Un texte qui veut trancher l'incertitude réglementaire
Le Digital Asset Market Clarity Act of 2025, dit Clarity Act, vise à poser des règles fédérales sur les actifs numériques aux États-Unis en offrant des définitions et des compétences claires aux autorités. Le projet distingue les actifs assimilables à des titres, sous la tutelle de la SEC, et les « digital commodities », qui relèveraient de la CFTC lorsque la blockchain est jugée suffisamment décentralisée. Le texte englobe également un régime pour les places d’échange, les courtiers, les stablecoins de paiement et certains protocoles de DeFi.
Les étapes parlementaires récentes
Après un vote favorable à la Chambre des représentants en juillet 2025 (294 voix contre 134), le dossier a longtemps patiné au Sénat. En 2026, il a pourtant obtenu deux avancées notables en commission : la commission de l’Agriculture a validé sa version (Digital Commodity Intermediaries Act, S. 3755) le 29 janvier par 12 voix contre 11, puis la commission bancaire a approuvé une autre mouture le 14 mai par 15 voix contre 9, avec l’appui de deux élus démocrates.

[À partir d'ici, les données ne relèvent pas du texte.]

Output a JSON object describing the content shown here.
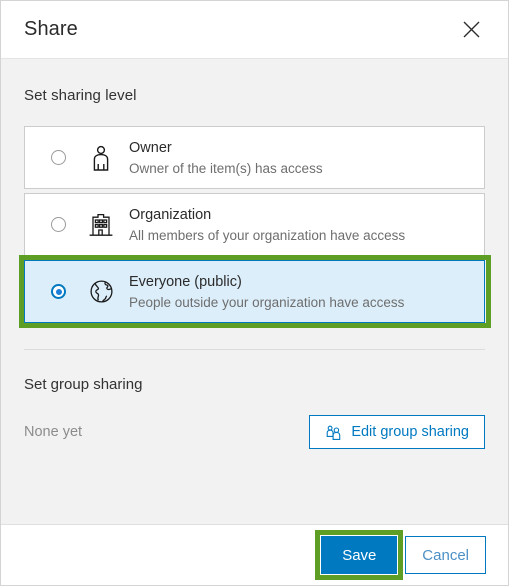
{
  "dialog": {
    "title": "Share",
    "close_icon": "close-icon"
  },
  "sharing": {
    "section_title": "Set sharing level",
    "options": [
      {
        "id": "owner",
        "label": "Owner",
        "description": "Owner of the item(s) has access",
        "icon": "person-icon",
        "selected": false
      },
      {
        "id": "organization",
        "label": "Organization",
        "description": "All members of your organization have access",
        "icon": "building-icon",
        "selected": false
      },
      {
        "id": "everyone",
        "label": "Everyone (public)",
        "description": "People outside your organization have access",
        "icon": "globe-icon",
        "selected": true
      }
    ]
  },
  "group_sharing": {
    "section_title": "Set group sharing",
    "status": "None yet",
    "edit_button_label": "Edit group sharing",
    "edit_button_icon": "group-users-icon"
  },
  "footer": {
    "save_label": "Save",
    "cancel_label": "Cancel"
  },
  "colors": {
    "accent_blue": "#0079c1",
    "highlight_green": "#5f9e25",
    "selected_row_bg": "#dceefa",
    "body_bg": "#f2f2f2"
  }
}
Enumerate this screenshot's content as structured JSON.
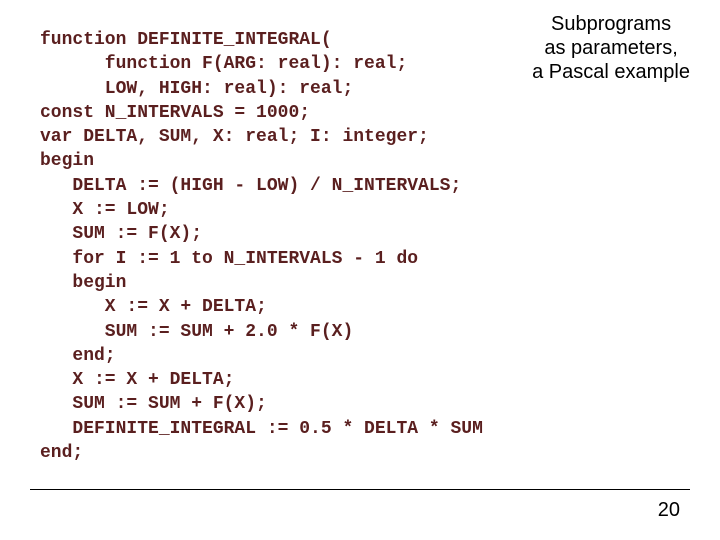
{
  "title": {
    "line1": "Subprograms",
    "line2": "as parameters,",
    "line3": "a Pascal example"
  },
  "code": {
    "l1": "function DEFINITE_INTEGRAL(",
    "l2": "      function F(ARG: real): real;",
    "l3": "      LOW, HIGH: real): real;",
    "l4": "const N_INTERVALS = 1000;",
    "l5": "var DELTA, SUM, X: real; I: integer;",
    "l6": "begin",
    "l7": "   DELTA := (HIGH - LOW) / N_INTERVALS;",
    "l8": "   X := LOW;",
    "l9": "   SUM := F(X);",
    "l10": "   for I := 1 to N_INTERVALS - 1 do",
    "l11": "   begin",
    "l12": "      X := X + DELTA;",
    "l13": "      SUM := SUM + 2.0 * F(X)",
    "l14": "   end;",
    "l15": "   X := X + DELTA;",
    "l16": "   SUM := SUM + F(X);",
    "l17": "   DEFINITE_INTEGRAL := 0.5 * DELTA * SUM",
    "l18": "end;"
  },
  "page_number": "20"
}
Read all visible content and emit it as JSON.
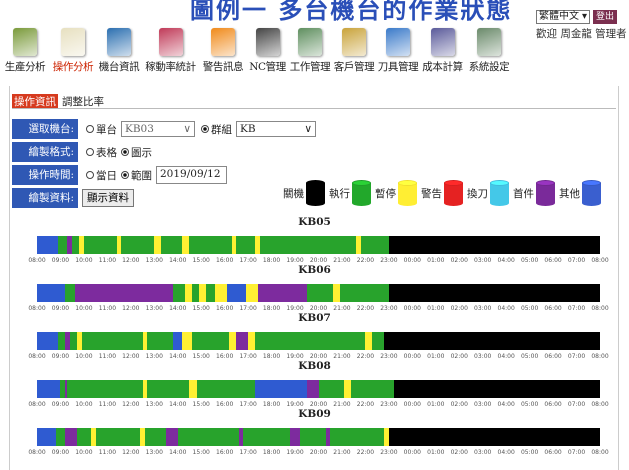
{
  "banner": {
    "title": "圖例一 多台機台的作業狀態"
  },
  "header": {
    "language": "繁體中文",
    "logout_label": "登出",
    "welcome": "歡迎 周金龍 管理者"
  },
  "nav": {
    "items": [
      {
        "label": "生產分析",
        "icon": "production-analysis-icon",
        "color": "#7a9a3a",
        "active": false
      },
      {
        "label": "操作分析",
        "icon": "operation-analysis-icon",
        "color": "#e7e0c0",
        "active": true
      },
      {
        "label": "機台資訊",
        "icon": "machine-info-icon",
        "color": "#2b6fb0",
        "active": false
      },
      {
        "label": "稼動率統計",
        "icon": "utilization-stats-icon",
        "color": "#c03a58",
        "active": false
      },
      {
        "label": "警告訊息",
        "icon": "warning-icon",
        "color": "#f08a1a",
        "active": false
      },
      {
        "label": "NC管理",
        "icon": "nc-management-icon",
        "color": "#444444",
        "active": false
      },
      {
        "label": "工作管理",
        "icon": "job-management-icon",
        "color": "#5f8f5f",
        "active": false
      },
      {
        "label": "客戶管理",
        "icon": "customer-management-icon",
        "color": "#c9a33a",
        "active": false
      },
      {
        "label": "刀具管理",
        "icon": "tool-management-icon",
        "color": "#3a7ac9",
        "active": false
      },
      {
        "label": "成本計算",
        "icon": "cost-calc-icon",
        "color": "#5a5a9a",
        "active": false
      },
      {
        "label": "系統設定",
        "icon": "system-settings-icon",
        "color": "#6a8a6a",
        "active": false
      }
    ]
  },
  "subtabs": {
    "active": "操作資訊",
    "other": "調整比率"
  },
  "form": {
    "machine_label": "選取機台:",
    "single_label": "單台",
    "machine_value": "KB03",
    "group_label": "群組",
    "group_value": "KB",
    "format_label": "繪製格式:",
    "table_label": "表格",
    "chart_label": "圖示",
    "time_label": "操作時間:",
    "day_label": "當日",
    "range_label": "範圍",
    "date_value": "2019/09/12",
    "draw_label": "繪製資料:",
    "show_button": "顯示資料"
  },
  "legend": [
    {
      "label": "關機",
      "color": "#000000"
    },
    {
      "label": "執行",
      "color": "#22a82b"
    },
    {
      "label": "暫停",
      "color": "#ffee33"
    },
    {
      "label": "警告",
      "color": "#e52222"
    },
    {
      "label": "換刀",
      "color": "#44c8e8"
    },
    {
      "label": "首件",
      "color": "#7a2a9a"
    },
    {
      "label": "其他",
      "color": "#3a5fcf"
    }
  ],
  "state_colors": {
    "run": "#28a32c",
    "stop": "#fff033",
    "off": "#000000",
    "first": "#7d2b9e",
    "other": "#2f5bd1",
    "alarm": "#e52222",
    "tool": "#44c8e8"
  },
  "time_ticks": [
    "08:00",
    "09:00",
    "10:00",
    "11:00",
    "12:00",
    "13:00",
    "14:00",
    "15:00",
    "16:00",
    "17:00",
    "18:00",
    "19:00",
    "20:00",
    "21:00",
    "22:00",
    "23:00",
    "00:00",
    "01:00",
    "02:00",
    "03:00",
    "04:00",
    "05:00",
    "06:00",
    "07:00",
    "08:00"
  ],
  "chart_data": {
    "type": "timeline",
    "x_unit": "hours from 08:00",
    "x_range": [
      0,
      24
    ],
    "machines": [
      {
        "name": "KB05",
        "segments": [
          [
            0,
            0.9,
            "other"
          ],
          [
            0.9,
            1.3,
            "run"
          ],
          [
            1.3,
            1.5,
            "first"
          ],
          [
            1.5,
            1.8,
            "run"
          ],
          [
            1.8,
            2.0,
            "stop"
          ],
          [
            2.0,
            3.4,
            "run"
          ],
          [
            3.4,
            3.6,
            "stop"
          ],
          [
            3.6,
            5.0,
            "run"
          ],
          [
            5.0,
            5.3,
            "stop"
          ],
          [
            5.3,
            6.2,
            "run"
          ],
          [
            6.2,
            6.5,
            "stop"
          ],
          [
            6.5,
            8.3,
            "run"
          ],
          [
            8.3,
            8.5,
            "stop"
          ],
          [
            8.5,
            9.3,
            "run"
          ],
          [
            9.3,
            9.5,
            "stop"
          ],
          [
            9.5,
            13.6,
            "run"
          ],
          [
            13.6,
            13.8,
            "stop"
          ],
          [
            13.8,
            15.0,
            "run"
          ],
          [
            15.0,
            24,
            "off"
          ]
        ]
      },
      {
        "name": "KB06",
        "segments": [
          [
            0,
            1.2,
            "other"
          ],
          [
            1.2,
            1.6,
            "run"
          ],
          [
            1.6,
            5.8,
            "first"
          ],
          [
            5.8,
            6.3,
            "run"
          ],
          [
            6.3,
            6.6,
            "stop"
          ],
          [
            6.6,
            6.9,
            "run"
          ],
          [
            6.9,
            7.2,
            "stop"
          ],
          [
            7.2,
            7.6,
            "run"
          ],
          [
            7.6,
            8.1,
            "stop"
          ],
          [
            8.1,
            8.9,
            "other"
          ],
          [
            8.9,
            9.4,
            "stop"
          ],
          [
            9.4,
            11.5,
            "first"
          ],
          [
            11.5,
            12.6,
            "run"
          ],
          [
            12.6,
            12.9,
            "stop"
          ],
          [
            12.9,
            15.0,
            "run"
          ],
          [
            15.0,
            24,
            "off"
          ]
        ]
      },
      {
        "name": "KB07",
        "segments": [
          [
            0,
            0.9,
            "other"
          ],
          [
            0.9,
            1.2,
            "run"
          ],
          [
            1.2,
            1.4,
            "first"
          ],
          [
            1.4,
            1.7,
            "run"
          ],
          [
            1.7,
            1.9,
            "stop"
          ],
          [
            1.9,
            4.5,
            "run"
          ],
          [
            4.5,
            4.7,
            "stop"
          ],
          [
            4.7,
            5.8,
            "run"
          ],
          [
            5.8,
            6.2,
            "other"
          ],
          [
            6.2,
            6.6,
            "stop"
          ],
          [
            6.6,
            8.2,
            "run"
          ],
          [
            8.2,
            8.5,
            "stop"
          ],
          [
            8.5,
            9.0,
            "first"
          ],
          [
            9.0,
            9.3,
            "stop"
          ],
          [
            9.3,
            14.0,
            "run"
          ],
          [
            14.0,
            14.3,
            "stop"
          ],
          [
            14.3,
            14.8,
            "run"
          ],
          [
            14.8,
            24,
            "off"
          ]
        ]
      },
      {
        "name": "KB08",
        "segments": [
          [
            0,
            1.0,
            "other"
          ],
          [
            1.0,
            1.2,
            "run"
          ],
          [
            1.2,
            1.3,
            "first"
          ],
          [
            1.3,
            4.5,
            "run"
          ],
          [
            4.5,
            4.7,
            "stop"
          ],
          [
            4.7,
            6.5,
            "run"
          ],
          [
            6.5,
            6.8,
            "stop"
          ],
          [
            6.8,
            9.3,
            "run"
          ],
          [
            9.3,
            11.5,
            "other"
          ],
          [
            11.5,
            12.0,
            "first"
          ],
          [
            12.0,
            13.1,
            "run"
          ],
          [
            13.1,
            13.4,
            "stop"
          ],
          [
            13.4,
            15.2,
            "run"
          ],
          [
            15.2,
            24,
            "off"
          ]
        ]
      },
      {
        "name": "KB09",
        "segments": [
          [
            0,
            0.8,
            "other"
          ],
          [
            0.8,
            1.2,
            "run"
          ],
          [
            1.2,
            1.7,
            "first"
          ],
          [
            1.7,
            2.3,
            "run"
          ],
          [
            2.3,
            2.5,
            "stop"
          ],
          [
            2.5,
            4.4,
            "run"
          ],
          [
            4.4,
            4.6,
            "stop"
          ],
          [
            4.6,
            5.5,
            "run"
          ],
          [
            5.5,
            6.0,
            "first"
          ],
          [
            6.0,
            8.6,
            "run"
          ],
          [
            8.6,
            8.8,
            "first"
          ],
          [
            8.8,
            10.8,
            "run"
          ],
          [
            10.8,
            11.2,
            "first"
          ],
          [
            11.2,
            12.3,
            "run"
          ],
          [
            12.3,
            12.5,
            "first"
          ],
          [
            12.5,
            14.8,
            "run"
          ],
          [
            14.8,
            15.0,
            "stop"
          ],
          [
            15.0,
            24,
            "off"
          ]
        ]
      }
    ]
  }
}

| Date | Organe | Résultat |
|---|---|---|
| Juillet 2025 | Chambre des représentants | 294–134 |
| 29 janvier 2026 | Commission Agriculture (S. 3755) | 12–11 |
| 14 mai 2026 | Commission bancaire | 15–9 |
Ce qui reste à trancher
Le chemin vers la promulgation reste étroit. Les deux versions issues des commissions doivent être harmonisées puis soumises au vote en séance plénière du Sénat, où l’adoption demandera 60 voix — autrement dit l’appui d’au moins sept sénateurs démocrates supplémentaires par rapport au soutien déjà recensé. Les négociations sont menées côté démocrate par la sénatrice chargée du dossier, tandis que l’exécutif, via un représentant du Crypto Council de la Maison-Blanche, participe activement aux discussions.
Quels effets pour le marché et pour la France ?
Si le Clarity Act devenait loi, il offrirait un cadre plus prévisible pour les acteurs institutionnels et les entreprises du secteur : critères de classification, obligations pour intermédiaires et règles pour les stablecoins. À court terme, cela pourrait réduire les litiges entre régulateurs et influencer les stratégies des plateformes et gestionnaires d’actifs. Pour les acteurs français et européens, une loi américaine stable aura un effet d’entraînement réglementaire et pourrait orienter les décisions des investisseurs internationaux, sans pour autant remplacer les règles locales.
Risques et points d’attention
- La définition de « décentralisation suffisante » pour qualifier une blockchain demeure technique et politiquement chargée ; elle conditionne le basculement d’un actif de statut « security » à « commodity ».
- La fusion des deux versions sénatoriales peut modifier substantiellement le texte et nécessiter de nouvelles concessions politiques.
- Un vote final bloqué à 60 voix renvoie la question aux équilibres partisans et aux pressions des lobbies, dont les positions divergent nettement.
Le Clarity Act est donc à la fois une promesse de stabilisation et une scène de lutte d’influence. Techniquement séduisant parce qu’il tente d’apporter des critères concrets, il reste politiquement fragile : la route vers une loi fédérale durable passe par des compromis dont les conséquences pratiques devront être observées de près.